I noted in a previous post that there are many surreal or psychedelic elements in the rather amazing British TV series Noel Fielding’s Luxury Comedy that seem to hint that various types of synaesthesia, including the personification of inanimate objects, could have been an inspiration in the making of the show. I have also noted that I seem to have an attraction to genres in the arts that appear to be inspired by or incorporate synaesthesia, including Symbolist art and other art of the fin de siecle era, psychedelic music from the 1960s to the present, from all corners of the world, and Fielding’s psychedelic TV series. The other night the kids and I were watching a repeat of the classic 1980s British comedy TV series The Young Ones, and I noticed that like Fielding’s show, it features quite a few characters that are personified inanimate objects. The episode we saw featured a speaking stairway banister and a fridge full of speaking and rotting vegetables, including a bad tomato singing the blues. I’ve realized that there are heaps of similarities between The Young Ones and Noel Fielding’s Luxury Comedy, including the fact that they are favourites of mine, and are both surreal and thus reject and make a joke of the notion of realism in a TV drama. Both shows are very self-referential in a way that was quite a new and interesting thing back in the 1980s, and The Young Ones was probably was inspired by ideas of deconstruction, semiotics and postmodernism which were very much in fashion in academia in the 1980s. One point of difference between the shows is the extraordinary saturation of colour in Fielding’s show, which might be there because the show is more of a creation of one person than the 1980s TV series, and thus possibly is more a reflection of  a hyper-colour-conscious imagination or thoughts of one creator. I am merely speculating here.

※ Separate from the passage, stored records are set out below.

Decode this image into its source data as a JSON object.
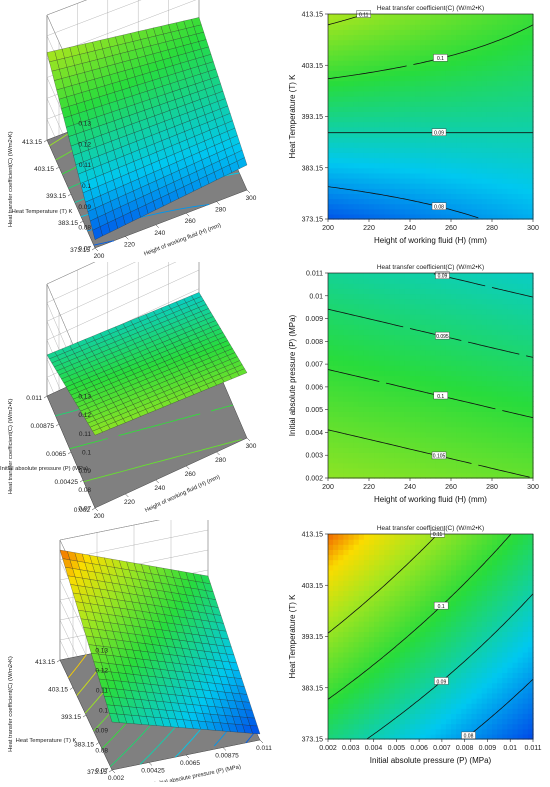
{
  "chart_data": [
    {
      "type": "surface3d",
      "ztitle": "Heat transfer coefficient(C) (W/m2•K)",
      "xlabel": "Height of working fluid (H) (mm)",
      "ylabel": "Heat Temperature (T) K",
      "xticks": [
        "200",
        "220",
        "240",
        "260",
        "280",
        "300"
      ],
      "yticks": [
        "373.15",
        "383.15",
        "393.15",
        "403.15",
        "413.15"
      ],
      "zticks": [
        "0.07",
        "0.08",
        "0.09",
        "0.1",
        "0.11",
        "0.12",
        "0.13"
      ],
      "xlim": [
        200,
        300
      ],
      "ylim": [
        373.15,
        413.15
      ],
      "zlim": [
        0.07,
        0.13
      ],
      "corner_z": {
        "x0y0": 0.074,
        "x1y0": 0.082,
        "x0y1": 0.112,
        "x1y1": 0.101
      }
    },
    {
      "type": "contour",
      "title": "Heat transfer coefficient(C) (W/m2•K)",
      "xlabel": "Height of working fluid (H) (mm)",
      "ylabel": "Heat Temperature (T) K",
      "xticks": [
        "200",
        "220",
        "240",
        "260",
        "280",
        "300"
      ],
      "yticks": [
        "373.15",
        "383.15",
        "393.15",
        "403.15",
        "413.15"
      ],
      "xlim": [
        200,
        300
      ],
      "ylim": [
        373.15,
        413.15
      ],
      "corner_z": {
        "x0y0": 0.074,
        "x1y0": 0.082,
        "x0y1": 0.112,
        "x1y1": 0.101
      },
      "contour_labels": [
        "0.08",
        "0.09",
        "0.1",
        "0.11"
      ]
    },
    {
      "type": "surface3d",
      "ztitle": "Heat transfer coefficient(C) (W/m2•K)",
      "xlabel": "Height of working fluid (H) (mm)",
      "ylabel": "Initial absolute pressure (P) (MPa)",
      "xticks": [
        "200",
        "220",
        "240",
        "260",
        "280",
        "300"
      ],
      "yticks": [
        "0.002",
        "0.00425",
        "0.0065",
        "0.00875",
        "0.011"
      ],
      "zticks": [
        "0.07",
        "0.08",
        "0.09",
        "0.1",
        "0.11",
        "0.12",
        "0.13"
      ],
      "xlim": [
        200,
        300
      ],
      "ylim": [
        0.002,
        0.011
      ],
      "zlim": [
        0.07,
        0.13
      ],
      "corner_z": {
        "x0y0": 0.109,
        "x1y0": 0.105,
        "x0y1": 0.092,
        "x1y1": 0.088
      }
    },
    {
      "type": "contour",
      "title": "Heat transfer coefficient(C) (W/m2•K)",
      "xlabel": "Height of working fluid (H) (mm)",
      "ylabel": "Initial absolute pressure (P) (MPa)",
      "xticks": [
        "200",
        "220",
        "240",
        "260",
        "280",
        "300"
      ],
      "yticks": [
        "0.002",
        "0.003",
        "0.004",
        "0.005",
        "0.006",
        "0.007",
        "0.008",
        "0.009",
        "0.01",
        "0.011"
      ],
      "xlim": [
        200,
        300
      ],
      "ylim": [
        0.002,
        0.011
      ],
      "corner_z": {
        "x0y0": 0.109,
        "x1y0": 0.105,
        "x0y1": 0.092,
        "x1y1": 0.088
      },
      "contour_labels": [
        "0.09",
        "0.095",
        "0.1",
        "0.105",
        "0.11"
      ]
    },
    {
      "type": "surface3d",
      "ztitle": "Heat transfer coefficient(C) (W/m2•K)",
      "xlabel": "Initial absolute pressure (P) (MPa)",
      "ylabel": "Heat Temperature (T) K",
      "xticks": [
        "0.002",
        "0.00425",
        "0.0065",
        "0.00875",
        "0.011"
      ],
      "yticks": [
        "373.15",
        "383.15",
        "393.15",
        "403.15",
        "413.15"
      ],
      "zticks": [
        "0.07",
        "0.08",
        "0.09",
        "0.1",
        "0.11",
        "0.12",
        "0.13"
      ],
      "xlim": [
        0.002,
        0.011
      ],
      "ylim": [
        373.15,
        413.15
      ],
      "zlim": [
        0.07,
        0.13
      ],
      "corner_z": {
        "x0y0": 0.094,
        "x1y0": 0.073,
        "x0y1": 0.125,
        "x1y1": 0.097
      }
    },
    {
      "type": "contour",
      "title": "Heat transfer coefficient(C) (W/m2•K)",
      "xlabel": "Initial absolute pressure (P) (MPa)",
      "ylabel": "Heat Temperature (T) K",
      "xticks": [
        "0.002",
        "0.003",
        "0.004",
        "0.005",
        "0.006",
        "0.007",
        "0.008",
        "0.009",
        "0.01",
        "0.011"
      ],
      "yticks": [
        "373.15",
        "383.15",
        "393.15",
        "403.15",
        "413.15"
      ],
      "xlim": [
        0.002,
        0.011
      ],
      "ylim": [
        373.15,
        413.15
      ],
      "corner_z": {
        "x0y0": 0.094,
        "x1y0": 0.073,
        "x0y1": 0.125,
        "x1y1": 0.097
      },
      "contour_labels": [
        "0.08",
        "0.09",
        "0.1",
        "0.11"
      ]
    }
  ]
}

I’m not sure what to make of the personification of objects in these TV shows. I guess it is obvious that characters that are objects are unique to these shows among adult TV shows because other TV series for adults are anchored to the notion of realism, while these shows are free to include features that can’t be real. But why would you want to have talking objects in a show? I think they are included because they add to the unsettling nature of the shows. Both series were clearly made with the aim of challenging the viewer in various ways. Even though I am a synesthete who experiences personified letters of the alphabet and numbers, even I felt unsettled and irritated by the singing tomato in The Young One’s, when I first watched the series in the 1980s. Back then I had no idea that I was a synaesthete and had never even heard of the term synaesthesia. I only knew that in the back of my mind I felt that letters and numbers had essential traits such as colours and genders, but in the front of my mind I knew that such ideas made no sense at all, and I had no idea where my fanciful ideas had come from, except that I knew that they had somehow come from my childhood. I thought of my synaesthesia as an odd and embarrassing feature of my childhood which I wished to forget, rather like thumb-sucking, bed-wetting or reliance on a teddy-bear. Coloured numbers were a silly, patently irrational and childish thing, never to be mentioned ever again. I tried to forget, and the associations dropped out of my conscious experience, to a degree that when I discovered the concept of synaesthesia as a fascinated mother and housewife in her late 30s, my documenting of my many synaesthesia associations and experiences often felt like remembering things from my long-ago childhood. Maybe this is why, when I quite excitedly watched the funny and anarchic new British TV series The Young Ones, as a marginally-interested student of cinema theory and semiotics in a university English department in her 20s, the singing tomatoes bit was the one bit that left me feeling very irritated more than amused or interested.